When families scored high on resilience, the sleep loss was smaller, but it did not disappear. Family resilience acted like a cushion, not a cure.

03

How this fits with other research

Rigles (2017) first showed that autistic children meet more ACEs than peers and that these events harm overall health. Sadikova et al. (2024) now adds that sleep is one of the first health items to suffer.

Jackson et al. (2025) used the same national dataset and found that extra ACEs also hurt school attendance and grades. Together the two papers trace a line: ACEs shorten sleep, then sleep loss may fuel school problems.

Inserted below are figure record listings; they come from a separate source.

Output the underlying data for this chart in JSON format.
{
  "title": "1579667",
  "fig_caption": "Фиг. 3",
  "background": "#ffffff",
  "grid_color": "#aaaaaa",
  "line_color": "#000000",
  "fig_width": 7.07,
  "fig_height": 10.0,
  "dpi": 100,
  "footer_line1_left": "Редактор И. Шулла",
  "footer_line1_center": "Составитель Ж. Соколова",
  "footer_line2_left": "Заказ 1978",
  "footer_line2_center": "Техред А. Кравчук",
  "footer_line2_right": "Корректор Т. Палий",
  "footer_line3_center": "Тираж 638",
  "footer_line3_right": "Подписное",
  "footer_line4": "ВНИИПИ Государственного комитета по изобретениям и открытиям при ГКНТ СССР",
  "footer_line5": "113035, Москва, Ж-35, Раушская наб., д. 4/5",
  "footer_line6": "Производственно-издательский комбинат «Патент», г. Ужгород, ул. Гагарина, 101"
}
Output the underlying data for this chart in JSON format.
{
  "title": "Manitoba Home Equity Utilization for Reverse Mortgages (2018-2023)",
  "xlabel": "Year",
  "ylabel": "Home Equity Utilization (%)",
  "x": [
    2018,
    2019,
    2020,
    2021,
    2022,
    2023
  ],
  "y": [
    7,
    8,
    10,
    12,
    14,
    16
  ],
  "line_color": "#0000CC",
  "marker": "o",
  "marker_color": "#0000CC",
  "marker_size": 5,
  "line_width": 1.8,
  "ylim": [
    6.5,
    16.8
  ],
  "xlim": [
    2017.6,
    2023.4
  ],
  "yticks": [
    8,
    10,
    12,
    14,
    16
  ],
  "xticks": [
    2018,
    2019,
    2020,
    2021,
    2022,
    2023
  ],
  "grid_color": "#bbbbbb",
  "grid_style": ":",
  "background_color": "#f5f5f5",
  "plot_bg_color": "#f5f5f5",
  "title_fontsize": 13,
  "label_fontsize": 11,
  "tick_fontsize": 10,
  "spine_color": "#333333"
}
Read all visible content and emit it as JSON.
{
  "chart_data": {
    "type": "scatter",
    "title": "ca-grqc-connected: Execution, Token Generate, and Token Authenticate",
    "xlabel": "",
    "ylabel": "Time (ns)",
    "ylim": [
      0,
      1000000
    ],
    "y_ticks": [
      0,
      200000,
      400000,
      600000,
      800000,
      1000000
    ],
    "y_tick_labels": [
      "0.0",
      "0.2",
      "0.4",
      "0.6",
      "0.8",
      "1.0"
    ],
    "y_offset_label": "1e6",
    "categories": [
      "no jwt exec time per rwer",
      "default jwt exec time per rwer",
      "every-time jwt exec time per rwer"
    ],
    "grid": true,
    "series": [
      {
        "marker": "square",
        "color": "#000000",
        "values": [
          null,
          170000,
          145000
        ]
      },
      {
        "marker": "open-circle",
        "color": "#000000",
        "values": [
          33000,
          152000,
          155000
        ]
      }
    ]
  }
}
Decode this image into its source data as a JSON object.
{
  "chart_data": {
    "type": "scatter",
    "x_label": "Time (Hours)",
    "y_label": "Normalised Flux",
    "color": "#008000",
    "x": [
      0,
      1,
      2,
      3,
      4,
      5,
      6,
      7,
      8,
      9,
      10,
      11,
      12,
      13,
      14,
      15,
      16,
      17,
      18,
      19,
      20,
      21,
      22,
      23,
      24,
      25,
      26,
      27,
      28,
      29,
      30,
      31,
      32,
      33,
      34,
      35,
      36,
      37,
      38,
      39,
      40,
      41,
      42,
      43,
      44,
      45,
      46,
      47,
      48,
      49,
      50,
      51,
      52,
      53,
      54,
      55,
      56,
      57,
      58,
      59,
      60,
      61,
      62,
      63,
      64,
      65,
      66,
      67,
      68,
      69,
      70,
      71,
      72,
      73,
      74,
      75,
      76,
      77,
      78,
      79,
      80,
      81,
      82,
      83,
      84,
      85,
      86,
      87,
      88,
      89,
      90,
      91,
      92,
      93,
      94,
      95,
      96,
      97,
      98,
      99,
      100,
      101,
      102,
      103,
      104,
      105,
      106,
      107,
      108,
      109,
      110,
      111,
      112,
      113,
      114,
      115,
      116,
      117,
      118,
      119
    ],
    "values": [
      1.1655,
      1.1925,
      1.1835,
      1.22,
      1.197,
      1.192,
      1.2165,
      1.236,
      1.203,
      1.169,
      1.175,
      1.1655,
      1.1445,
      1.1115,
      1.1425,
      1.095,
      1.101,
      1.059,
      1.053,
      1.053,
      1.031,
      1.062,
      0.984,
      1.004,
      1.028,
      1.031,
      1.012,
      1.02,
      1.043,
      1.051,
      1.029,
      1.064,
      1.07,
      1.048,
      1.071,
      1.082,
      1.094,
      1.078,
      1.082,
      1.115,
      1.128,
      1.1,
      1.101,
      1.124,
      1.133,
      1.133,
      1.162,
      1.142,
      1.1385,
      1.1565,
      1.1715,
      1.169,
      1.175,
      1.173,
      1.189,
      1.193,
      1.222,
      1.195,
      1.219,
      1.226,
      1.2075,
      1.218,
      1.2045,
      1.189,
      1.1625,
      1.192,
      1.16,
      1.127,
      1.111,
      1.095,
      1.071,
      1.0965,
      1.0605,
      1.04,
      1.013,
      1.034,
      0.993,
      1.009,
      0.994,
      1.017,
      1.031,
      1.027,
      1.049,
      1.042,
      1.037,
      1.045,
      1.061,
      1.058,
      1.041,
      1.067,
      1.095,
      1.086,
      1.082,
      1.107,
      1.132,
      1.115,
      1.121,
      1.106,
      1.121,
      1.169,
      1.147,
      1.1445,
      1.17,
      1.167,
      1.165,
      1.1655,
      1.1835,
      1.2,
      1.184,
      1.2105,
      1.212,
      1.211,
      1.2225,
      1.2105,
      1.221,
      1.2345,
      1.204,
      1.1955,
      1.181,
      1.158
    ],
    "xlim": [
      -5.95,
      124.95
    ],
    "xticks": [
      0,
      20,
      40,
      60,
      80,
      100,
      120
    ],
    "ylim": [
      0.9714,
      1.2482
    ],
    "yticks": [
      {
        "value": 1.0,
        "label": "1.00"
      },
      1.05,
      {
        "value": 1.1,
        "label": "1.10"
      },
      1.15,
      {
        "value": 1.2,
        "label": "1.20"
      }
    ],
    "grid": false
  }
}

Gur et al. (2024) explains what feeds family resilience. Parents who feel less lonely and use community services report higher resilience. Their findings hint you could strengthen the “cushion” Eleonora spotted by boosting support networks.

04

Why it matters

You already screen for sleep issues. Add a quick ACE checklist at intake. When the count is high, teach caregivers small resilience moves: scheduled family time, parent support groups, or respite nights. These steps may claw back precious minutes of sleep for the child and lower next-day problem behavior.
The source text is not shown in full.